Without even fully reading the comments here already I jsut want to put in my 2 cents. I'm a professional tow truck driver, albeit in Red Deer, Alberta, though I drive in BC often and actually have a drivers license here, so my 2 cernts should mean something. Let me say these blinding blue headlights are no small matter. You'd be surprised at how many accidents are actually cuased by blinding headlights. In BC it's especially more dangerous because your vision is already abtructed by lots of rolling hills and trees in the landscape and therefore headlights dont travel that far for this reason so theres no point in really having blue one on at full beam. The one counter argument I can think of is that they help people with poor vision see better at night but this is selffish and I would say that people with poor vision shouldnt be driving anyways.
So if you can figure out this problem in BC I'll be staying updated because I'll be one of the loud voices here in Red Deer trying to put the same regulations in banning bright blue headlights in place.
Cheers and safe driving out there everyone.

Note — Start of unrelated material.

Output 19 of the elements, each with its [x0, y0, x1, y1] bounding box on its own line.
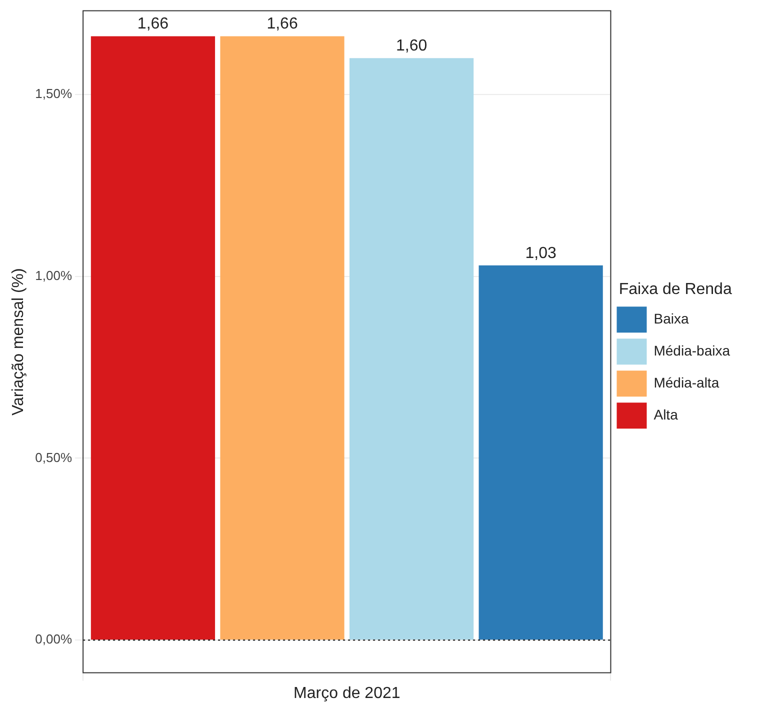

It is true that I also now likely fall into the older crowd as well as having migraine history; however, this doe not change years of driving experience. Imagine driving in the fog with your brights on or a heavy snow fall, you just bounce that light back in your face. Having blindingly bright lights really is false comfort to those that have them, and so many I have seen still use overly bright "fog" lights on top. Even to look off to the side, divert the eyes with these vehicles coming at you leaves at least a 30 to 40 second vision loss (retinal burn effect) which is plenty of time for an elk, moose, big horn (heaven forbid you kill another Radium sheep), hitchhiker, et cetera. I for one feel that I have been going on luck thus far. Having them behind you is almost as bad, but at least you can flip the mirror down, and I am one of the fortunate tobhave a collapsable side mirror. However, they illuminate the entire vehicle making vision through the windshield very challenging. Driving is adventerous enough without making it more dangerous with brighter and brighter lights and the blue lights are only part of the issue. A brighter light does not replace rational driving, and if we feel that headlight brightness is going to make us better drivers, I suspect we have some important thinking to do.